Last January, credit card startup Brex raised $300 million from a string of A-list investors, nearly doubling the company’s valuation to $12.3 billion and making its Brazilian cofounders– 26-year-old Pedro Franceschi and 27-year-old Henrique Dubugras–the world’s youngest self-made billionaires.


“I think it's easy for people to think that we're already successful,” Dubugras told Forbes at the time. “We are, and we aren’t. We're obviously happy about what we’ve achieved, but there's so much more to come.”


It’s certainly far too early to write-off the long-term success story that could be Brex. But a year later, Forbes estimates the company’s value has fallen to $6.4 billion–nearly 50% less than 12 months ago. Francheshi and Dubugras, meanwhile, are no longer billionaires–worth an estimated $900 million apiece, down from $1.5 billion.

They are in good company.

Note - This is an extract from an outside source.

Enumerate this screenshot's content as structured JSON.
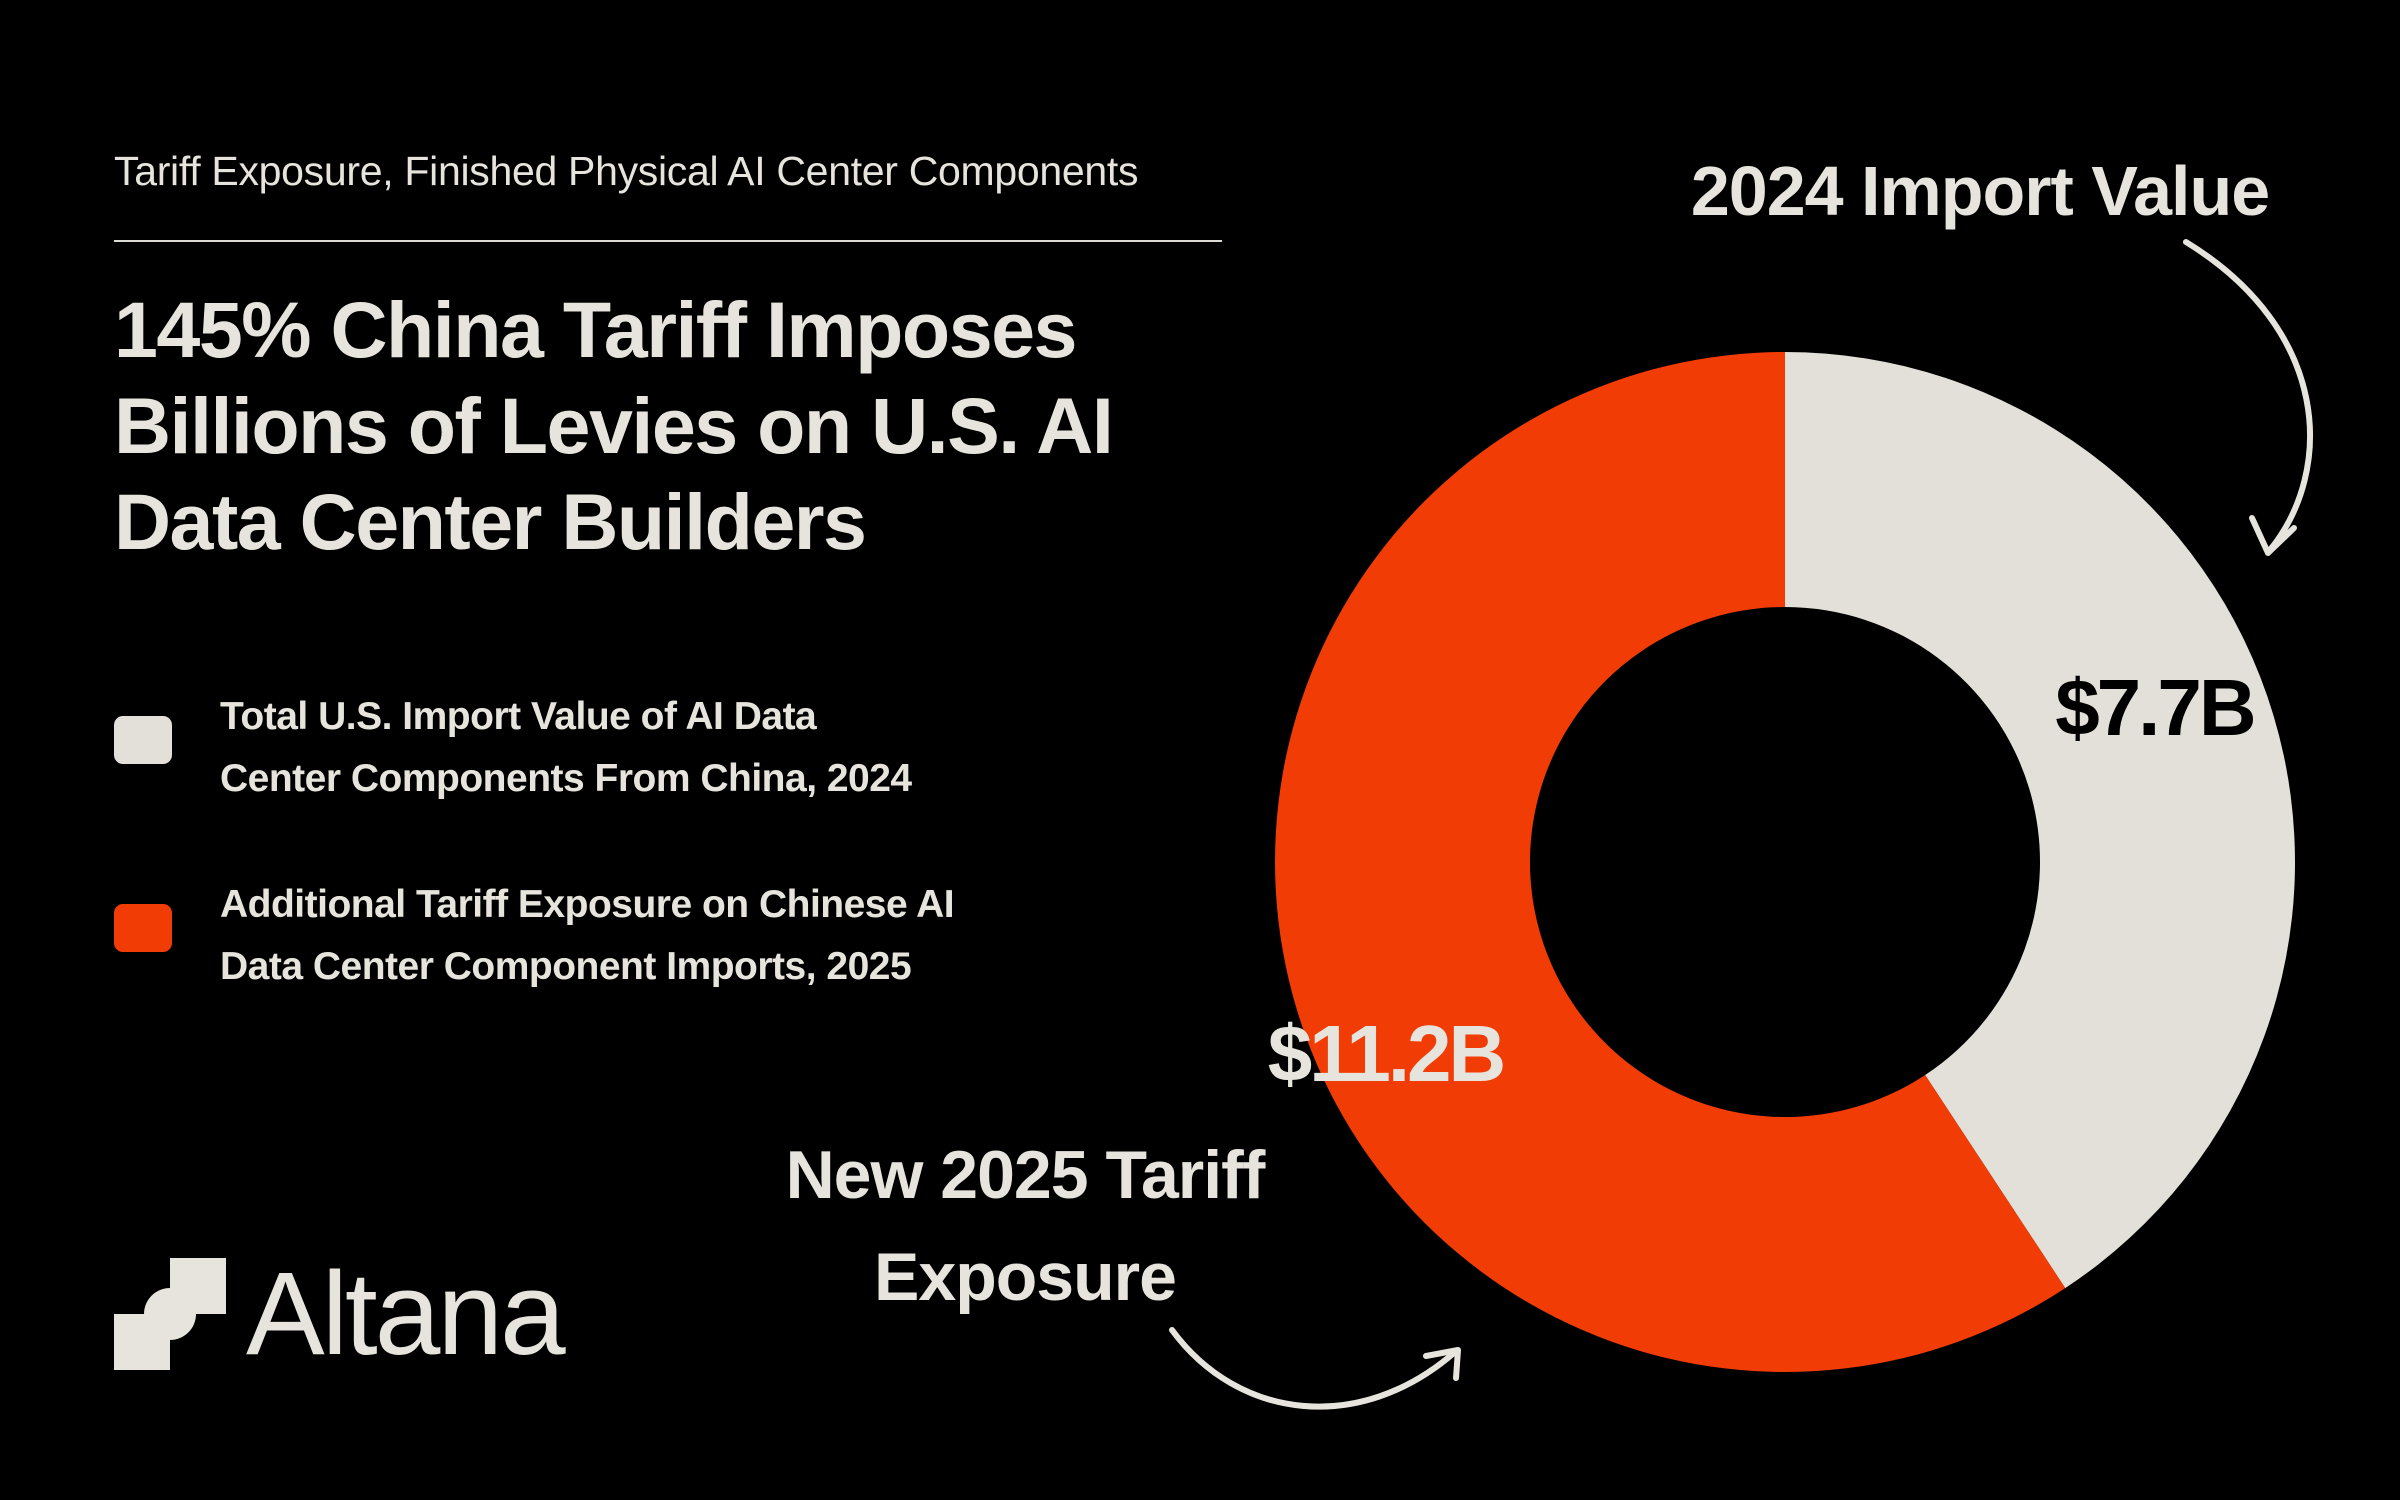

In March 2022, near the peak of the startup funding frenzy, 44 founders of unicorns–private companies valued at over $1 billion–were worth a total of $190 billion, according to Forbes’ estimates. A year later, with crypto tumbling and private markets going the way of their tanking public counterparts, Forbes–in consultation with prominent VCs, investors and data providers–has revalued the world’s billionaire-backed unicorns. The results are stark: Half the wealth of the billionaires behind unicorns has been wiped out, leaving this elite group of startup visionaries $96 billion poorer than they were a year ago. Twelve of them are no longer billionaires. And that excludes a dozen Chinese unicorn founders who face their own unique set of issues (political and otherwise).